APAOnlineticker / Tiroler Tageszeitung Onlineausgabe


BVwG will nicht mit Expertise zu Uber in Verbindung gebracht werden



Wien/San Francisco (APA) - Der Fahrdienstvermittler Uber wirbt in seinen Aussendungen regelmäßig damit, dass „Rechtsanwalt Dr. Günther Grassl, nun Richter am Bundesverwaltungsgericht“, die Rechtskonformität des Uber-Dienstes bescheinige. Diese Einschätzung stamme aus der Zeit bevor Grassl seine Tätigkeit als Richter aufnahm (am 1. September 2017, Anm.), vermerkt das BVwG in einer Stellungnahme.

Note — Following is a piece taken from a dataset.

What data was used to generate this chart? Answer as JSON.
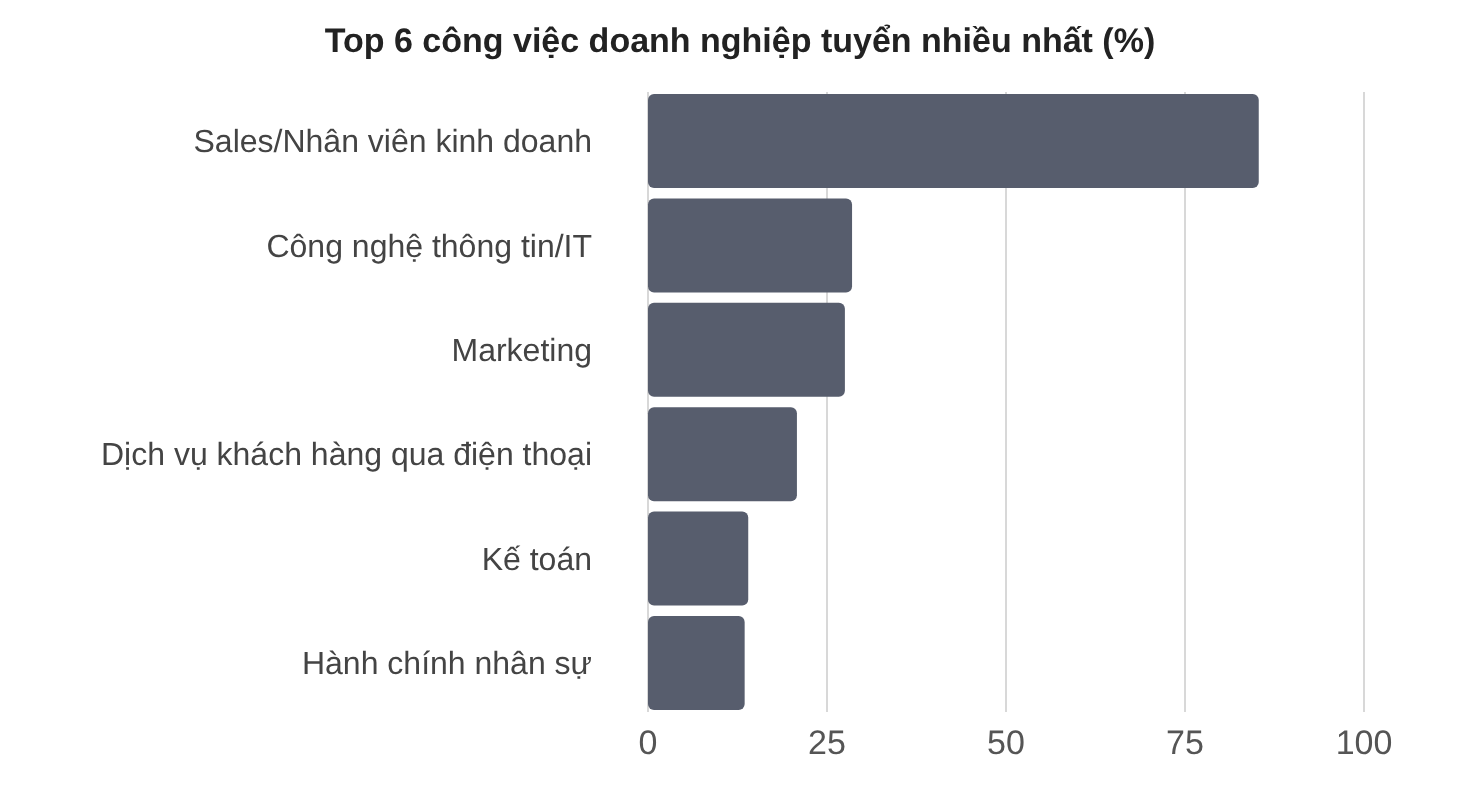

Grassl war davor in Kooperation mit der Rechtsanwaltskanzlei Schönherr tätig - Schönherr arbeitet für Uber. Das Bundesverwaltungsgericht habe bereits Schönherr ersucht, „das Unternehmen UBER B.V. aufzufordern, bei zukünftigen Zitaten dieser rechtlichen Einschätzung den Zusatz ‚Richter am Bundesverwaltungsgericht‘ nicht mehr zu verwenden, um nicht den Eindruck zu erwecken, dass diese Äußerung im Rahmen der Ausübung des Richteramtes getroffen wurde“, heißt es in der Stellungnahme des BVwG, die an Rechtsanwalt Dieter Heine ging. Heine vertritt mehrere Kläger gegen Uber.